Que melhor exemplo de uma pessoa que experimentou o sentido na vida que Eusébio? Cada um daqueles golos resulta da sua alegria em ser jogador de futebol. Cada um daqueles golos contagia, na alegria, os que deles são simples espectadores. Cada um daqueles golos é uma síntese: é a junção do útil ao agradável. Desde que apreciado com moderação, o futebol é objetivamente útil: dele, como Eusébio, vêm pessoas que inspiram nações. Desde que jogado com o coração, o futebol é subjetivamente agradável: nele, como Eusébio, há jogadores que amam a modalidade, amando os que também os amam. Cedo o seu coração falhou por sofrer de mais por todos nós. Tanto que nesta triste semana, já sem poder jogar, ainda quis ir ao relvado marcar, para nós, o seu último golo: dar-nos uma última alegria. Deu-nos um corpo cuja alma era o bem maior.

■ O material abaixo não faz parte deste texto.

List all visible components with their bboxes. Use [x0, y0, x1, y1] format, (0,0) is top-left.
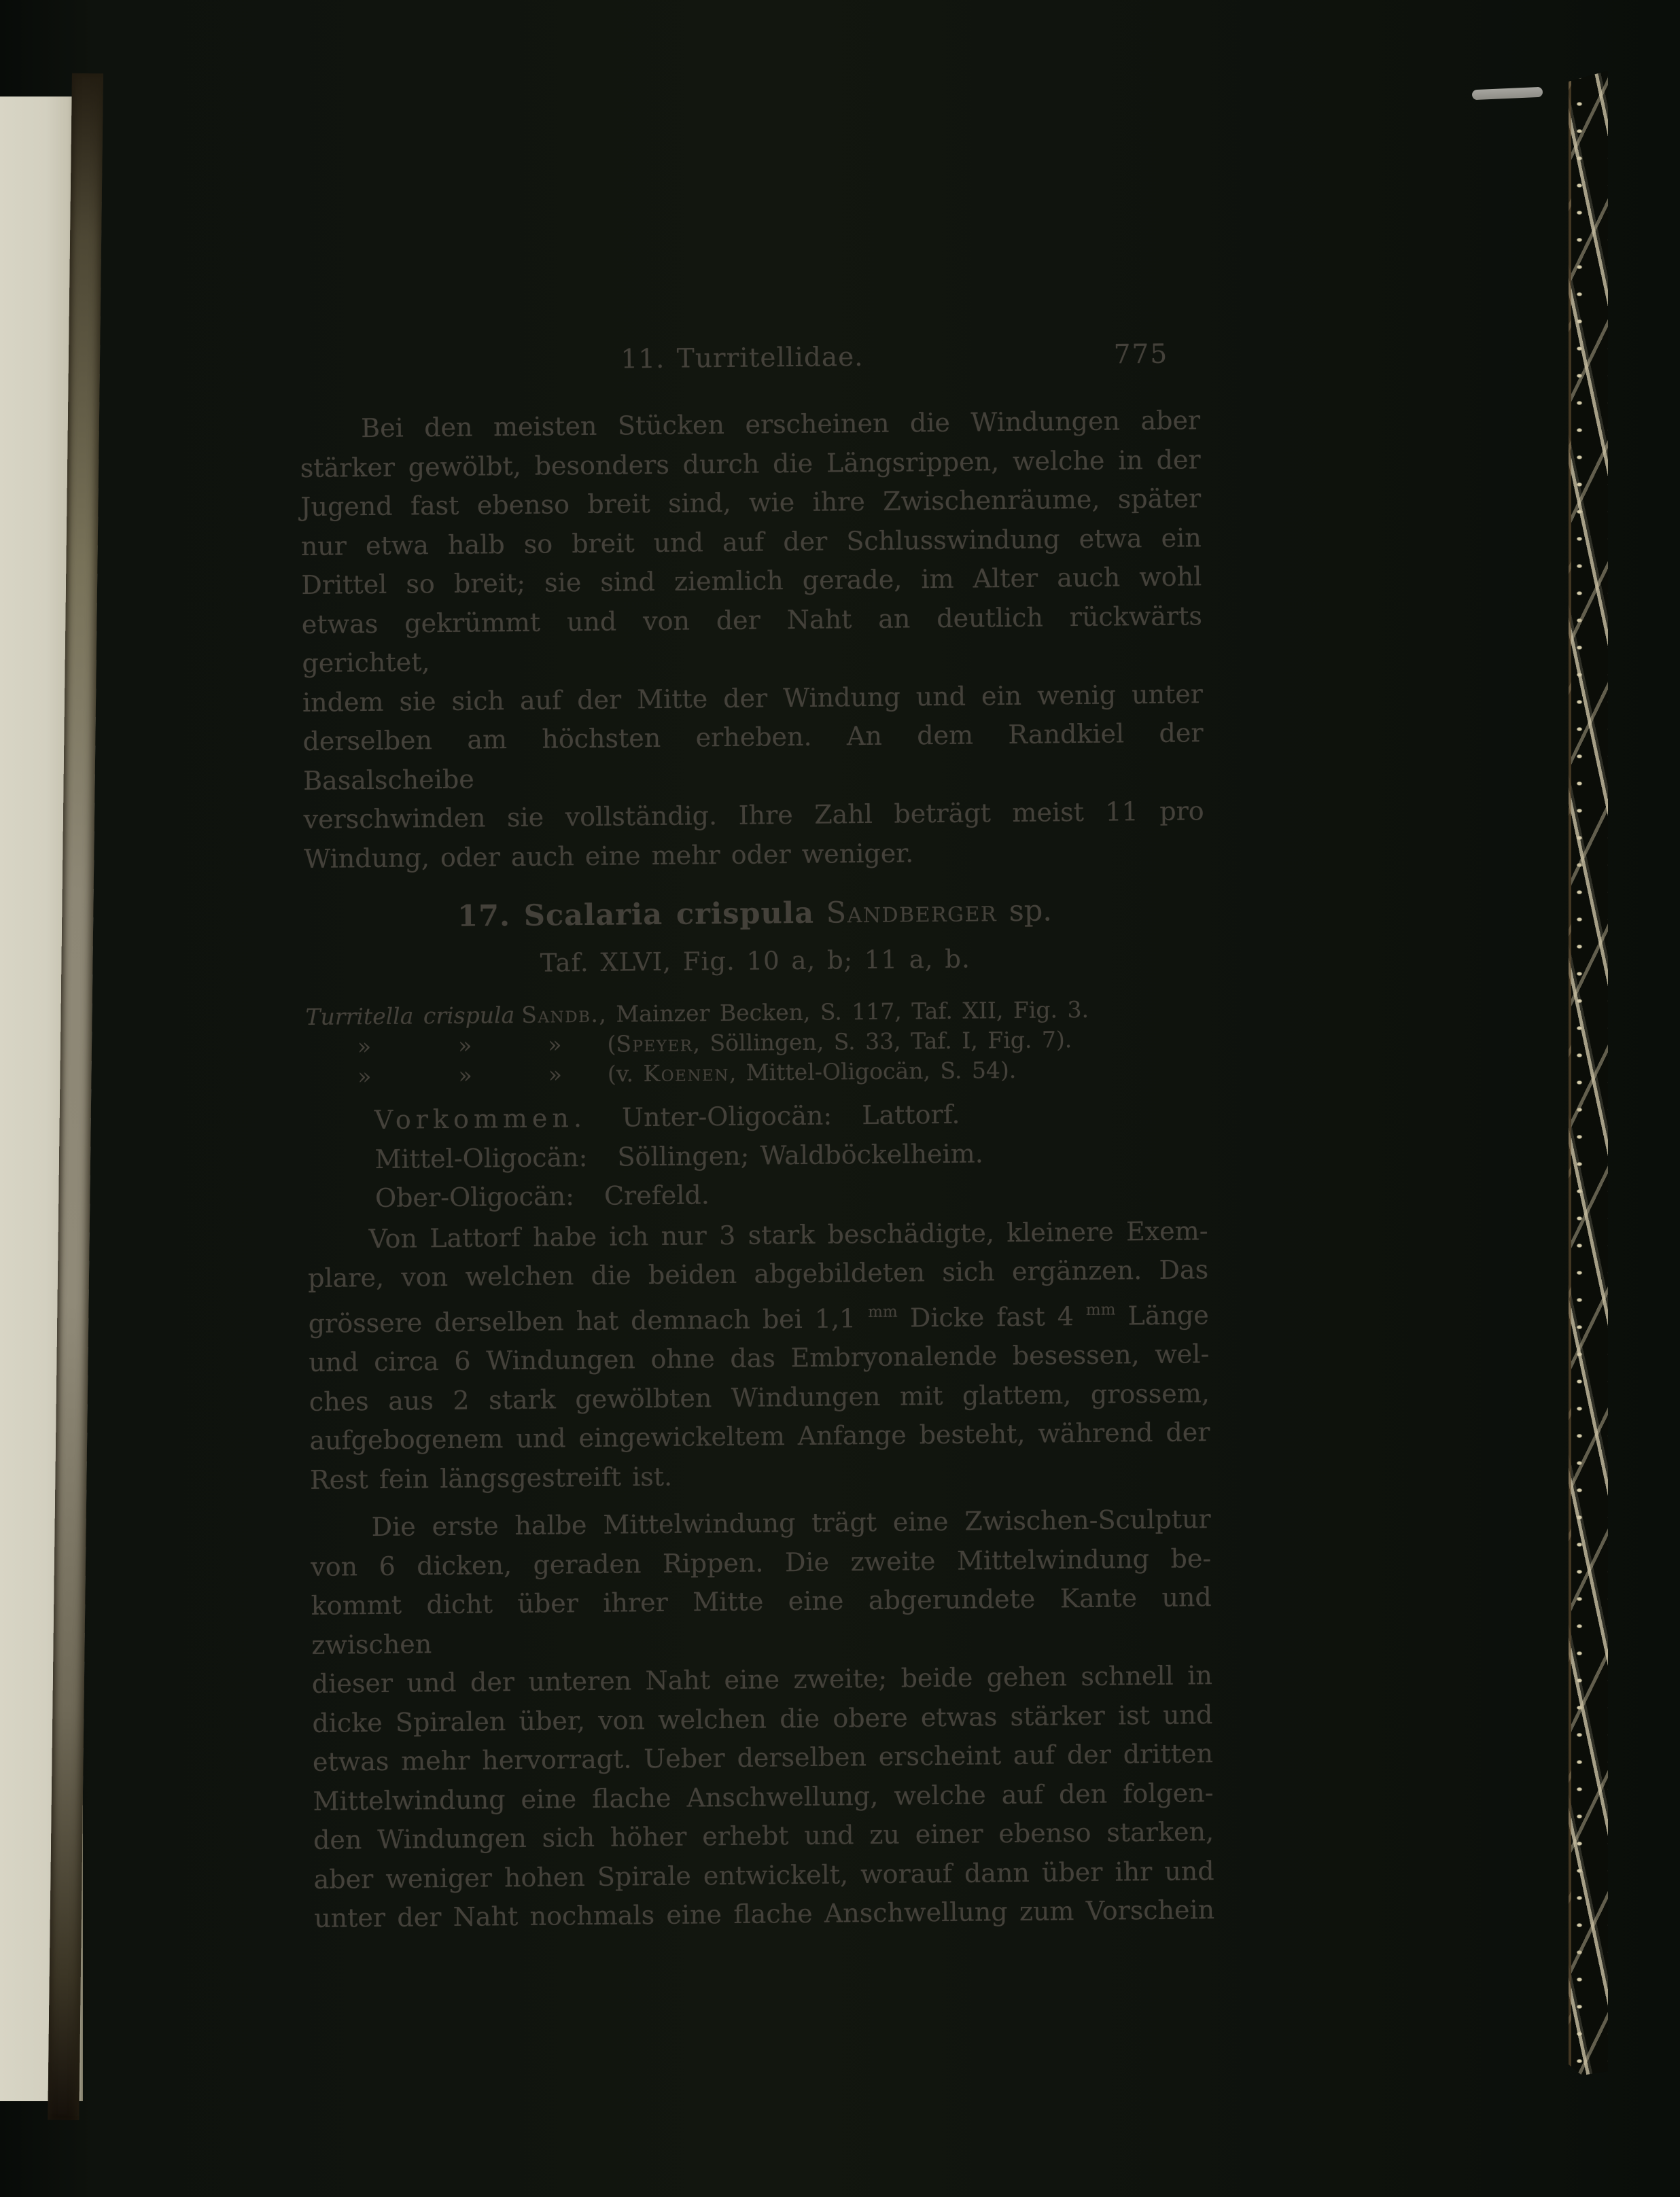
text-segment: mm	[1086, 1301, 1116, 1318]
fore-edge-page-stack	[1460, 76, 1570, 2092]
book-page: 11. Turritellidae. 775 Bei den meisten S…	[76, 77, 1460, 2115]
occurrence-stage: Ober-Oligocän:	[375, 1181, 574, 1213]
text-segment: Dicke fast 4	[898, 1301, 1087, 1333]
species-heading-name: 17. Scalaria crispula	[457, 896, 814, 934]
text-segment: mm	[868, 1303, 898, 1320]
text-segment: (v.	[608, 1060, 644, 1087]
occurrence-locality: Crefeld.	[604, 1180, 710, 1210]
species-heading-suffix: sp.	[1009, 894, 1052, 928]
occurrence-label: Vorkommen.	[374, 1103, 587, 1135]
text-column: 11. Turritellidae. 775 Bei den meisten S…	[299, 338, 1214, 1938]
text-segment: grössere derselben hat demnach bei 1,1	[309, 1303, 869, 1339]
small-caps-text: Sandb.	[521, 1001, 599, 1028]
occurrence-stage: Unter-Oligocän:	[622, 1101, 833, 1133]
occurrence-locality: Söllingen; Waldböckelheim.	[617, 1138, 983, 1172]
occurrence-locality: Lattorf.	[862, 1100, 960, 1130]
text-segment: »	[357, 1063, 372, 1089]
text-line: kommt dicht über ihrer Mitte eine abgeru…	[311, 1578, 1212, 1665]
occurrence-block: Vorkommen. Unter-Oligocän: Lattorf. Mitt…	[307, 1093, 1208, 1218]
paragraph-2: Von Lattorf habe ich nur 3 stark beschäd…	[307, 1212, 1210, 1500]
text-segment: »	[458, 1062, 472, 1089]
figure-reference: Taf. XLVI, Fig. 10 a, b; 11 a, b.	[305, 941, 1206, 982]
synonymy-list: Turritella crispulaSandb., Mainzer Becke…	[305, 994, 1206, 1092]
text-segment: »	[357, 1033, 372, 1059]
paragraph-3: Die erste halbe Mittelwindung trägt eine…	[310, 1500, 1214, 1938]
book-scan: { "book": { "running_header": { "title":…	[0, 0, 1680, 2197]
text-line: etwas gekrümmt und von der Naht an deutl…	[302, 597, 1203, 684]
running-header: 11. Turritellidae. 775	[299, 338, 1200, 379]
text-line: grössere derselben hat demnach bei 1,1 m…	[308, 1290, 1209, 1343]
text-segment: Länge	[1115, 1300, 1209, 1331]
small-caps-text: Koenen	[643, 1059, 729, 1087]
text-segment: , Mainzer Becken, S. 117, Taf. XII, Fig.…	[599, 996, 1089, 1027]
species-heading-author: Sandberger	[826, 894, 997, 930]
text-line: Rest fein längsgestreift ist.	[310, 1452, 1210, 1500]
text-segment: »	[458, 1032, 472, 1059]
running-header-title: 11. Turritellidae.	[620, 341, 864, 376]
small-caps-text: Speyer	[616, 1030, 693, 1057]
cover-marble-band	[1569, 71, 1608, 2075]
occurrence-stage: Mittel-Oligocän:	[374, 1142, 587, 1174]
text-segment: (	[607, 1031, 616, 1057]
species-heading: 17. Scalaria crispula Sandberger sp.	[304, 890, 1205, 937]
text-segment: , Söllingen, S. 33, Taf. I, Fig. 7).	[693, 1026, 1072, 1056]
text-line: unter der Naht nochmals eine flache Ansc…	[314, 1891, 1214, 1938]
text-segment: »	[548, 1061, 563, 1087]
paragraph-1: Bei den meisten Stücken erscheinen die W…	[300, 401, 1205, 879]
text-line: derselben am höchsten erheben. An dem Ra…	[302, 714, 1204, 801]
text-segment: »	[548, 1031, 562, 1057]
text-line: Windung, oder auch eine mehr oder wenige…	[304, 831, 1204, 879]
text-segment: Turritella crispula	[305, 1002, 514, 1030]
page-number: 775	[1113, 338, 1168, 372]
occurrence-line-3: Ober-Oligocän: Crefeld.	[307, 1171, 1208, 1218]
text-segment: , Mittel-Oligocän, S. 54).	[729, 1057, 1017, 1086]
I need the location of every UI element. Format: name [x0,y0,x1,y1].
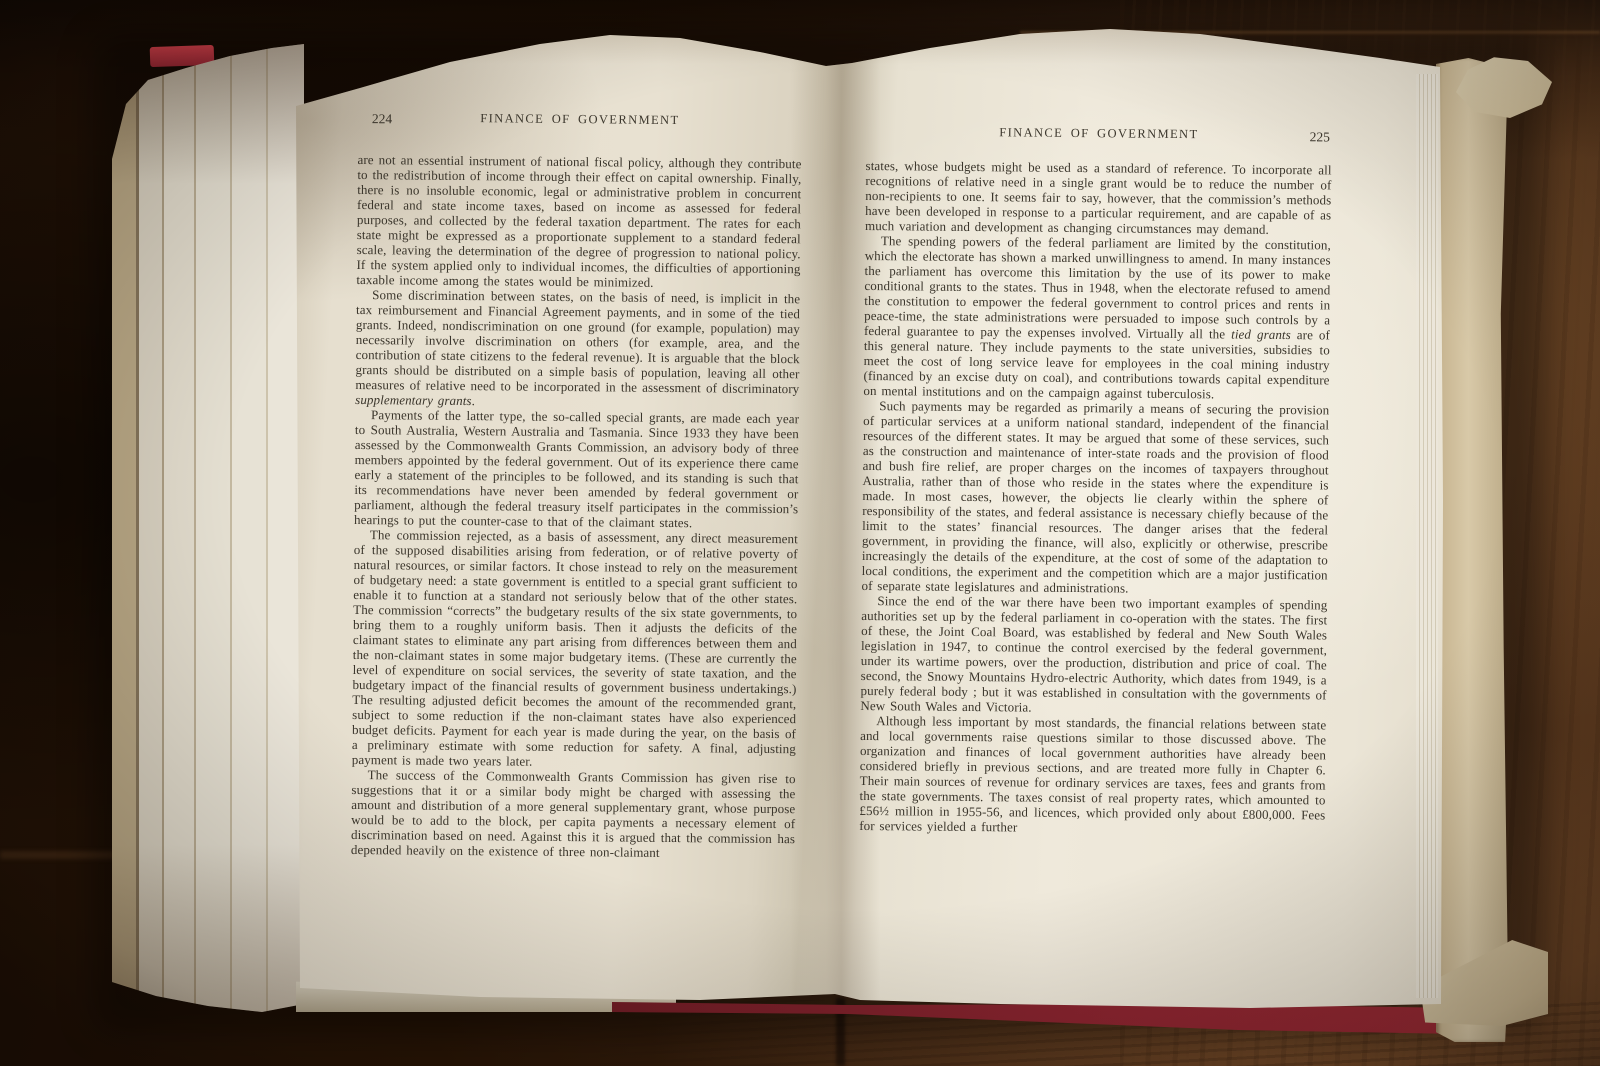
paragraph: Since the end of the war there have been… [860,593,1327,717]
left-running-title: FINANCE OF GOVERNMENT [358,110,802,129]
italic-phrase: tied grants [1231,327,1291,343]
text-run: . [472,393,476,408]
right-dust-jacket-edge [1436,58,1508,1042]
paragraph: Although less important by most standard… [859,713,1326,837]
paragraph: The success of the Commonwealth Grants C… [351,767,796,861]
right-running-head: FINANCE OF GOVERNMENT 225 [866,124,1332,146]
paragraph: The commission rejected, as a basis of a… [352,527,798,771]
photo-of-open-book: 224 FINANCE OF GOVERNMENT are not an ess… [0,0,1600,1066]
left-running-head: 224 FINANCE OF GOVERNMENT [358,110,802,132]
paragraph: Payments of the latter type, the so-call… [354,407,799,531]
text-run: Although less important by most standard… [859,713,1326,834]
paragraph: are not an essential instrument of natio… [356,152,801,291]
right-page-text: states, whose budgets might be used as a… [859,158,1331,837]
text-run: Since the end of the war there have been… [860,593,1327,714]
paragraph: Some discrimination between states, on t… [355,287,800,411]
paragraph: states, whose budgets might be used as a… [865,158,1332,237]
left-page-text: are not an essential instrument of natio… [351,152,802,861]
left-page-edge-stack [112,44,304,1016]
right-page-block-edge [1416,74,1438,998]
text-run: Some discrimination between states, on t… [355,287,800,396]
paragraph: Such payments may be regarded as primari… [861,398,1329,597]
text-run: are not an essential instrument of natio… [356,152,801,290]
paragraph: The spending powers of the federal parli… [863,233,1331,402]
right-page: FINANCE OF GOVERNMENT 225 states, whose … [859,124,1332,837]
text-run: states, whose budgets might be used as a… [865,158,1332,237]
right-page-number: 225 [1310,129,1330,145]
right-running-title: FINANCE OF GOVERNMENT [866,124,1332,143]
text-run: Payments of the latter type, the so-call… [354,407,799,530]
text-run: Such payments may be regarded as primari… [861,398,1329,595]
text-run: The success of the Commonwealth Grants C… [351,767,796,860]
text-run: The spending powers of the federal parli… [864,233,1331,341]
text-run: The commission rejected, as a basis of a… [352,527,798,769]
left-page: 224 FINANCE OF GOVERNMENT are not an ess… [351,110,802,861]
italic-phrase: supplementary grants [355,392,472,408]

Foi-se Eusébio e com ele as festas. Foram-se os Reis e com eles Eusébio. Fica-nos dele o exemplo de uma vida com sentido. E os exemplos servem para serem seguidos. Sigamos Eusébio fazendo os nossos afazeres com alegria, e com a sensação de que, sem cada um de nós, o mundo era um lugar pior para se viver. Que o digam o dentista e o homem do lixo. Disse-o tão bem Eusébio.